Cuando los períodos de estrés son prolongados, es saludable alivianar las presiones o exigencias que nos desbordan y ponen en riesgo nuestra integridad.

El ejercicio físico tiene múltiples beneficios para nuestra salud integral. Es útil para “descargar y desenchufarnos”; al practicarlo liberamos endorfinas que producen la sensación de felicidad y relajación. Tiene un efecto protector a largo plazo, reducimos los niveles de tensión neuromuscular y prevenimos el padecer los síntomas y las múltiples enfermedades asociadas al estrés.

Por el trajín mental-emocional de los quehaceres diarios, muchas veces quedamos agotados y embotados; es fácil tentarnos a quedarnos en el sillón o tirarnos en la cama, muchas veces para continuar dándole estériles vueltas y vueltas a nuestros problemas. Sin embargo, suele ser el cuerpo el que menos se movió durante todo el día y lo que necesitamos es justamente eso: mover el cuerpo. Cuando lo hacemos, aunque a veces “cuesta arrancar”, descubrimos que teníamos muchas más energías físicas de las que creíamos tener. Al terminar, siempre nos queda un “gustito de placer, de misión cumplida”, porque internamente sabemos que al satisfacer las necesidades de nuestro cuerpo, nos estamos ocupando y cuidando a nosotros mismos como personas enteras.
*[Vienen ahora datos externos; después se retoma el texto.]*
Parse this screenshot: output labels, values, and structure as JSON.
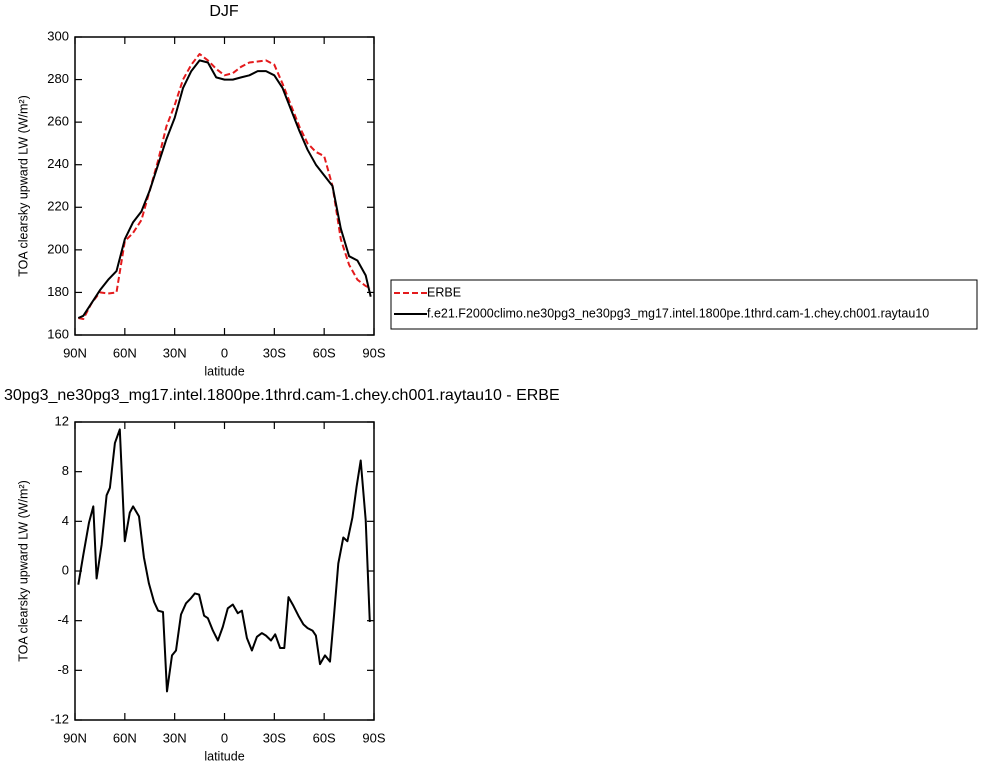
{
  "chart_data": [
    {
      "type": "line",
      "title": "DJF",
      "xlabel": "latitude",
      "ylabel": "TOA clearsky upward LW (W/m²)",
      "x": [
        88,
        85,
        80,
        75,
        70,
        65,
        60,
        55,
        50,
        45,
        40,
        35,
        30,
        25,
        20,
        15,
        10,
        5,
        0,
        -5,
        -10,
        -15,
        -20,
        -25,
        -30,
        -35,
        -40,
        -45,
        -50,
        -55,
        -60,
        -65,
        -70,
        -75,
        -80,
        -85,
        -88
      ],
      "series": [
        {
          "name": "ERBE",
          "color": "#e41a1c",
          "linestyle": "dashed",
          "values": [
            168,
            167.5,
            175,
            180,
            179.5,
            180,
            204,
            208,
            214,
            228,
            242,
            258,
            268,
            280,
            287,
            292,
            289,
            285,
            282,
            283,
            286,
            288,
            288.5,
            289,
            287,
            278,
            268,
            258,
            250,
            246,
            244,
            230,
            205,
            193,
            186,
            183,
            182
          ]
        },
        {
          "name": "f.e21.F2000climo.ne30pg3_ne30pg3_mg17.intel.1800pe.1thrd.cam-1.chey.ch001.raytau10",
          "color": "#000000",
          "linestyle": "solid",
          "values": [
            168,
            169,
            175,
            181,
            186,
            190,
            205,
            213,
            218,
            228,
            240,
            252,
            262,
            276,
            284,
            289,
            288,
            281,
            280,
            280,
            281,
            282,
            284,
            284,
            282,
            276,
            266,
            256,
            247,
            240,
            235,
            230,
            210,
            197,
            195,
            188,
            178
          ]
        }
      ],
      "xlim": [
        90,
        -90
      ],
      "xticks": [
        {
          "value": 90,
          "label": "90N"
        },
        {
          "value": 60,
          "label": "60N"
        },
        {
          "value": 30,
          "label": "30N"
        },
        0,
        {
          "value": -30,
          "label": "30S"
        },
        {
          "value": -60,
          "label": "60S"
        },
        {
          "value": -90,
          "label": "90S"
        }
      ],
      "ylim": [
        160,
        300
      ],
      "yticks": [
        160,
        180,
        200,
        220,
        240,
        260,
        280,
        300
      ],
      "legend": "right",
      "grid": false
    },
    {
      "type": "line",
      "title": "30pg3_ne30pg3_mg17.intel.1800pe.1thrd.cam-1.chey.ch001.raytau10 - ERBE",
      "xlabel": "latitude",
      "ylabel": "TOA clearsky upward LW (W/m²)",
      "x": [
        88,
        85,
        81.6,
        79,
        77,
        74,
        71,
        69,
        66,
        63,
        60,
        57,
        55,
        51.5,
        48.5,
        45.5,
        42.4,
        40,
        37,
        34.6,
        31.6,
        29.2,
        26.2,
        23.2,
        20.2,
        17.8,
        15.3,
        12.3,
        10,
        7,
        4,
        1,
        -2,
        -5,
        -8,
        -10.5,
        -13.5,
        -16.5,
        -19.5,
        -22.5,
        -25,
        -28,
        -30.5,
        -33.5,
        -36,
        -38.5,
        -41.5,
        -44.5,
        -47.5,
        -50,
        -53,
        -55,
        -57.5,
        -60.5,
        -63.5,
        -66,
        -68.5,
        -71.5,
        -74,
        -77,
        -79.5,
        -82,
        -85,
        -87.5
      ],
      "series": [
        {
          "name": null,
          "color": "#000000",
          "linestyle": "solid",
          "values": [
            -1.1,
            1.3,
            3.9,
            5.2,
            -0.6,
            2.1,
            6.1,
            6.7,
            10.3,
            11.4,
            2.4,
            4.7,
            5.2,
            4.4,
            1.1,
            -1.0,
            -2.5,
            -3.2,
            -3.3,
            -9.7,
            -6.8,
            -6.4,
            -3.5,
            -2.6,
            -2.2,
            -1.8,
            -1.9,
            -3.6,
            -3.8,
            -4.8,
            -5.6,
            -4.5,
            -3.0,
            -2.7,
            -3.4,
            -3.2,
            -5.4,
            -6.4,
            -5.3,
            -5.0,
            -5.2,
            -5.6,
            -5.1,
            -6.2,
            -6.2,
            -2.1,
            -2.8,
            -3.6,
            -4.3,
            -4.6,
            -4.8,
            -5.2,
            -7.5,
            -6.8,
            -7.3,
            -3.5,
            0.6,
            2.7,
            2.4,
            4.3,
            6.8,
            8.9,
            4.1,
            -4.1
          ]
        }
      ],
      "xlim": [
        90,
        -90
      ],
      "xticks": [
        {
          "value": 90,
          "label": "90N"
        },
        {
          "value": 60,
          "label": "60N"
        },
        {
          "value": 30,
          "label": "30N"
        },
        0,
        {
          "value": -30,
          "label": "30S"
        },
        {
          "value": -60,
          "label": "60S"
        },
        {
          "value": -90,
          "label": "90S"
        }
      ],
      "ylim": [
        -12,
        12
      ],
      "yticks": [
        -12,
        -8,
        -4,
        0,
        4,
        8,
        12
      ],
      "grid": false
    }
  ]
}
Entonces, disponemos de energías renovadas para retomar nuestras tareas con mayor vitalidad y encontrar soluciones donde antes veíamos solamente problemas.

Hay muchas opciones de actividad física (caminar, correr, bailar, ir al gimnasio, jugar al fútbol, nadar, hacer yoga, expresión corporal, tai chi chuan, etc.). Es importante encontrar la actividad que más nos guste, la que resulte más adecuada a mi manera de ser, aquella que más disfrutemos por el solo echo de hacerla… sin presiones, más allá del resultado a futuro.
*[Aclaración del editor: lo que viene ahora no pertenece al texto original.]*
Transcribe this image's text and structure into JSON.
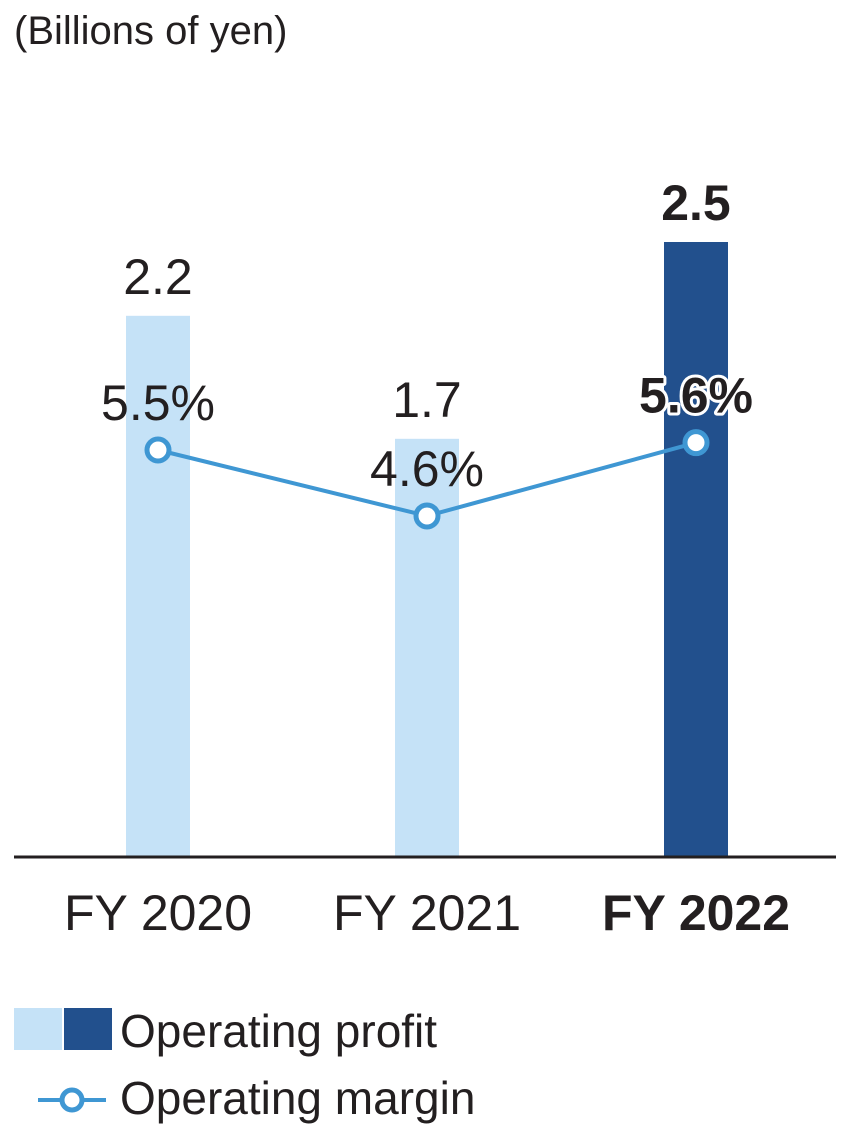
{
  "chart_data": {
    "type": "bar",
    "unit_label": "(Billions of yen)",
    "categories": [
      "FY 2020",
      "FY 2021",
      "FY 2022"
    ],
    "highlight_index": 2,
    "series": [
      {
        "name": "Operating profit",
        "kind": "bar",
        "values": [
          2.2,
          1.7,
          2.5
        ],
        "labels": [
          "2.2",
          "1.7",
          "2.5"
        ]
      },
      {
        "name": "Operating margin",
        "kind": "line",
        "unit": "%",
        "values": [
          5.5,
          4.6,
          5.6
        ],
        "labels": [
          "5.5%",
          "4.6%",
          "5.6%"
        ]
      }
    ],
    "ylim_profit": [
      0,
      2.5
    ],
    "legend": [
      "Operating profit",
      "Operating margin"
    ],
    "colors": {
      "bar": "#c5e2f7",
      "bar_highlight": "#22508d",
      "line": "#3f97d3",
      "marker_fill": "#ffffff",
      "axis": "#231f20",
      "text": "#231f20"
    }
  }
}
Reivindicación de la pausa

Vivimos una sociedad que privilegia la acción en la tarea, por encima de la pausa. Sin embargo ambas son igual de legítimas, necesarias y complementarias.

Por donde miremos en la vida encontraremos ritmos… altos y bajos: el día y la noche, las estaciones del año, las escalas musicales, el movimiento de las mareas, los latidos del corazón, etc. Pretender anular o minimizar la secuencia del ritmo de todas las cosas sería perturbar el íntimo proceso de la vida e incrementar los generadores de estrés.
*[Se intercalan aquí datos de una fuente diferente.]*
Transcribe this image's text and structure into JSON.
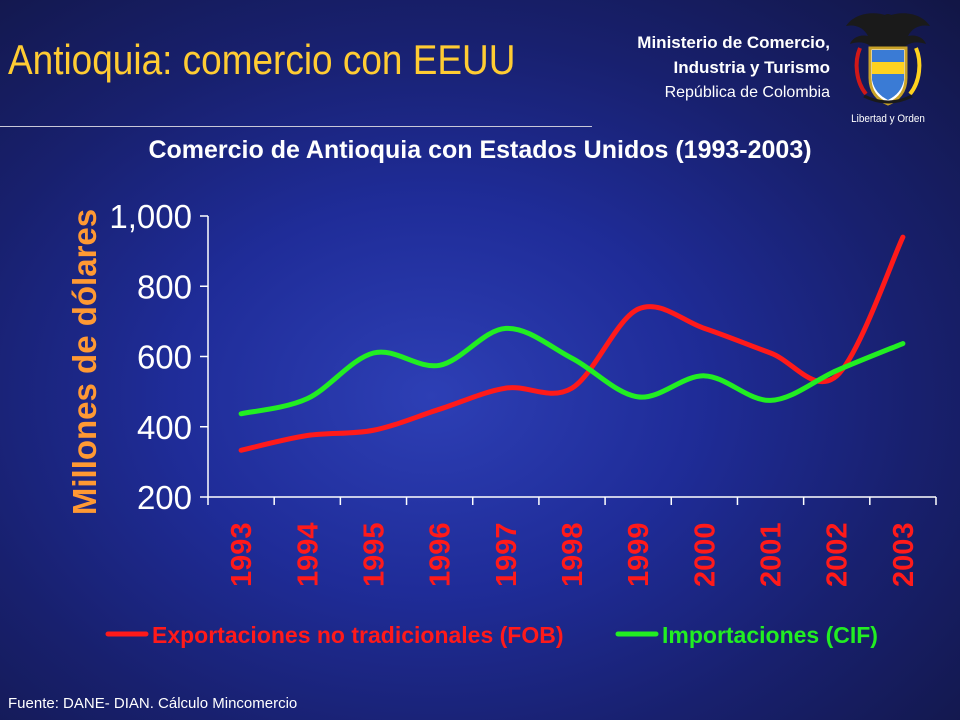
{
  "header": {
    "title": "Antioquia: comercio con EEUU",
    "ministry_line1": "Ministerio de Comercio,",
    "ministry_line2": "Industria y Turismo",
    "ministry_line3": "República de Colombia",
    "emblem_motto": "Libertad y Orden"
  },
  "footer": {
    "source": "Fuente: DANE- DIAN. Cálculo Mincomercio"
  },
  "chart_data": {
    "type": "line",
    "title": "Comercio de Antioquia con Estados Unidos (1993-2003)",
    "ylabel": "Millones de dólares",
    "xlabel": "",
    "ylim": [
      200,
      1000
    ],
    "yticks": [
      200,
      400,
      600,
      800,
      1000
    ],
    "ytick_labels": [
      "200",
      "400",
      "600",
      "800",
      "1,000"
    ],
    "categories": [
      "1993",
      "1994",
      "1995",
      "1996",
      "1997",
      "1998",
      "1999",
      "2000",
      "2001",
      "2002",
      "2003"
    ],
    "legend_position": "bottom",
    "series": [
      {
        "name": "Exportaciones no tradicionales (FOB)",
        "color": "#ff1a1a",
        "values": [
          333,
          375,
          390,
          450,
          510,
          510,
          735,
          680,
          610,
          545,
          940
        ]
      },
      {
        "name": "Importaciones (CIF)",
        "color": "#22ee22",
        "values": [
          437,
          480,
          610,
          575,
          680,
          595,
          485,
          545,
          475,
          560,
          637
        ]
      }
    ]
  }
}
Nuestro cuerpo, nuestras emociones y nuestra mente también tienen un ritmo para la acción y para la pausa; cuando por apuro salteamos estos ritmos, perdemos de vista que necesita cada uno de ellas para optimizar su eficiencia. En cambio, cuanto más los escuchemos y respetemos, seremos más vitales en la realización de nuestras metas y sin los insalubres efectos del estrés.